Some Questions And Answers

I've only been charged with a misdemeanor. Won't I just go to court once, plead guilty, and get probation and a fine?

First of all, most misdemeanors carry a potential penalty of up to six months, sometimes a year, in county jail, whether or not you get probation. If you do get probation, there is no guarantee that you will stay out of jail; in fact, you may be put in jail, then later released on the condition that you do volunteer work, submit to drug and alcohol tests, submit to a search at any time by a police officer, pick up trash by the side of the highway, or other unpleasant conditions.  You need an experienced practitioner and negotiator to get you the best possible disposition.

In some situations, your case may be "diverted" out of the criminal justice system, and if you complete a designated plan of counseling and/or volunteer work, your case may be brought back into court and dismissed.  You need a lawyer to zealously advocate on your behalf with the judge and district attorney, to convince them that you have a case the prosecution cannot win, or that you deserve less time in jail, or that your case should be dismissed or diverted.

I got caught driving drunk. The police flunked me on the "line-walk" and "finger count" tests, and I blew a .12 on the breathalyzer. What's a lawyer going to do for me?


There are a number of potential problems that a good defense lawyer can point out that might get you an acquittal or other favorable disposition in your DUI case.  Unless the police complied with certain specific procedures when they gave you your breathalyzer test, they will be unable to testify about how you did on that test in a court of law.  Often police will not comply with those procedures, or will be unable to remember in court whether they had done so.

Sometimes police rely on criteria to stop your car that are objectively ridiculous and unlawful, and the "fruits" of their illegal detention of you -- essentially, everything they do or observe after the stop -- will be suppressed as a violation of your Fourth Amendment rights.  Also, "balance and coordination tests" like the finger-count, the Romberg test, and the line-walk test are notoriously unreliable in assessing whether someone is driving under the influence, and can be affected by such conditions as roadway slope, lighting, weather, and your personal medical condition, none of which the police are particularly inclined to take into consideration.

Whether or not you think you were driving "drunk," you need an experienced attorney in order to examine the case, advise you as to the best course of action, and advocate on your behalf.

I think the police violated my rights before or during my arrest. What can I do about it?

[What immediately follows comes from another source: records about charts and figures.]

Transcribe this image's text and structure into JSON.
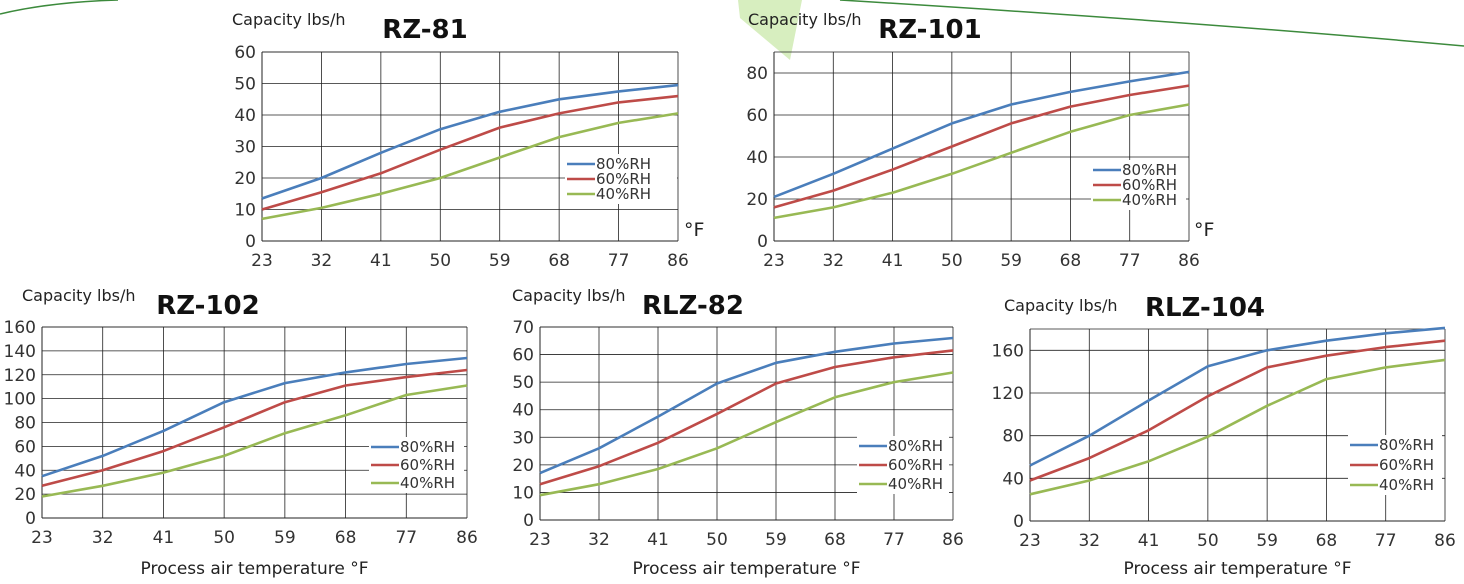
{
  "colors": {
    "80%RH": "#4a7ebb",
    "60%RH": "#be4b48",
    "40%RH": "#98b954"
  },
  "chart_data": [
    {
      "type": "line",
      "title": "RZ-81",
      "ylabel": "Capacity lbs/h",
      "x_unit": "°F",
      "xlabel": "",
      "x": [
        23,
        32,
        41,
        50,
        59,
        68,
        77,
        86
      ],
      "ylim": [
        0,
        60
      ],
      "yticks": [
        0,
        10,
        20,
        30,
        40,
        50,
        60
      ],
      "grid": true,
      "legend": "right",
      "series": [
        {
          "name": "80%RH",
          "values": [
            13.5,
            20,
            28,
            35.5,
            41,
            45,
            47.5,
            49.5
          ]
        },
        {
          "name": "60%RH",
          "values": [
            10,
            15.5,
            21.5,
            29,
            36,
            40.5,
            44,
            46
          ]
        },
        {
          "name": "40%RH",
          "values": [
            7,
            10.5,
            15,
            20,
            26.5,
            33,
            37.5,
            40.5
          ]
        }
      ]
    },
    {
      "type": "line",
      "title": "RZ-101",
      "ylabel": "Capacity lbs/h",
      "x_unit": "°F",
      "xlabel": "",
      "x": [
        23,
        32,
        41,
        50,
        59,
        68,
        77,
        86
      ],
      "ylim": [
        0,
        90
      ],
      "yticks": [
        0,
        20,
        40,
        60,
        80
      ],
      "grid": true,
      "legend": "right",
      "series": [
        {
          "name": "80%RH",
          "values": [
            21,
            32,
            44,
            56,
            65,
            71,
            76,
            80.5
          ]
        },
        {
          "name": "60%RH",
          "values": [
            16,
            24,
            34,
            45,
            56,
            64,
            69.5,
            74
          ]
        },
        {
          "name": "40%RH",
          "values": [
            11,
            16,
            23,
            32,
            42,
            52,
            60,
            65
          ]
        }
      ]
    },
    {
      "type": "line",
      "title": "RZ-102",
      "ylabel": "Capacity lbs/h",
      "x_unit": "",
      "xlabel": "Process air temperature °F",
      "x": [
        23,
        32,
        41,
        50,
        59,
        68,
        77,
        86
      ],
      "ylim": [
        0,
        160
      ],
      "yticks": [
        0,
        20,
        40,
        60,
        80,
        100,
        120,
        140,
        160
      ],
      "grid": true,
      "legend": "right",
      "series": [
        {
          "name": "80%RH",
          "values": [
            35,
            52,
            73,
            97,
            113,
            122,
            129,
            134
          ]
        },
        {
          "name": "60%RH",
          "values": [
            27,
            40,
            56,
            76,
            97,
            111,
            118,
            124
          ]
        },
        {
          "name": "40%RH",
          "values": [
            18,
            27,
            38,
            52,
            71,
            86,
            103,
            111
          ]
        }
      ]
    },
    {
      "type": "line",
      "title": "RLZ-82",
      "ylabel": "Capacity lbs/h",
      "x_unit": "",
      "xlabel": "Process air temperature °F",
      "x": [
        23,
        32,
        41,
        50,
        59,
        68,
        77,
        86
      ],
      "ylim": [
        0,
        70
      ],
      "yticks": [
        0,
        10,
        20,
        30,
        40,
        50,
        60,
        70
      ],
      "grid": true,
      "legend": "right",
      "series": [
        {
          "name": "80%RH",
          "values": [
            17,
            26,
            37.5,
            49.5,
            57,
            61,
            64,
            66
          ]
        },
        {
          "name": "60%RH",
          "values": [
            13,
            19.5,
            28,
            38.5,
            49.5,
            55.5,
            59,
            61.5
          ]
        },
        {
          "name": "40%RH",
          "values": [
            9,
            13,
            18.5,
            26,
            35.5,
            44.5,
            50,
            53.5
          ]
        }
      ]
    },
    {
      "type": "line",
      "title": "RLZ-104",
      "ylabel": "Capacity lbs/h",
      "x_unit": "",
      "xlabel": "Process air temperature °F",
      "x": [
        23,
        32,
        41,
        50,
        59,
        68,
        77,
        86
      ],
      "ylim": [
        0,
        180
      ],
      "yticks": [
        0,
        40,
        80,
        120,
        160
      ],
      "grid": true,
      "legend": "right",
      "series": [
        {
          "name": "80%RH",
          "values": [
            52,
            80,
            113,
            145,
            160,
            169,
            176,
            181
          ]
        },
        {
          "name": "60%RH",
          "values": [
            38,
            59,
            85,
            117,
            144,
            155,
            163,
            169
          ]
        },
        {
          "name": "40%RH",
          "values": [
            25,
            38,
            56,
            79,
            108,
            133,
            144,
            151
          ]
        }
      ]
    }
  ]
}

It depends.  Often, criminal defendants think that they will go free if the police failed to "give them their Miranda rights."  If we can show that the police conducted an interrogation while you were in custody, and that you gave a statement without having waived your rights, the most we will likely get is an order that prohibits the prosecution from using the statements that you gave during your trial.  While that may weaken the case against you, it will seldom get you a dismissal, since the prosecution likely has evidence against you other than your statement.

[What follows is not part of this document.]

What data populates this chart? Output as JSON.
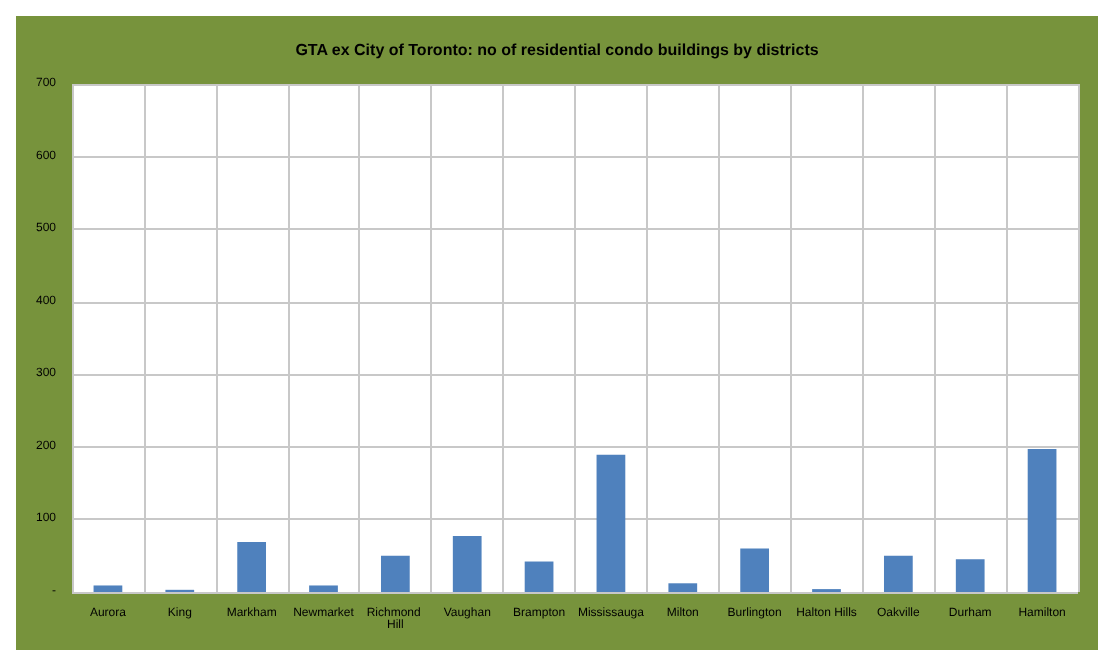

On the other hand, if we can show that the police violated your Fourth Amendment rights -- that is, your right against unreasonable searches and seizures by the government -- you may be entitled to a dismissal.  For example, if the police stopped your car without legal cause, or entered your home without a warrant, or decided to search your car without probable cause after you were arrested nearby, anything that they seize after their illegal conduct is generally inadmissible in court.  It is exceptionally difficult for the prosecution to prove a drug case against you if they can't tell the jury about any drugs they found.

I've been charged with a felony. But I don't want to go to trial. Can't I hire just about any lawyer to talk to the District Attorney for me?

You may not want to go to trial, but you don't want to go to prison either.  And if the judge and DA are only offering you prison time, your only solution may be to go to trial, and put the question of your guilt or innocence in the hands of a jury.  You need an attorney who you can count on to do everything your case requires, including going to trial if that's what the case requires.  I have practiced criminal defense in the courts of Northern California for well over 25 years, so I know the system and the players.  Also, I have tried over 40 criminal cases to juries, with a history of excellent results and a string of happy (and free) clients.

Have you ever handled a case like mine before?

Rest assured that I have handled just about every specific type of criminal case throughout my quarter-century of criminal defense in California.  And I can apply the skills and knowledge that I have acquired while devoting my professional life to the defense of criminal cases to every case, including yours.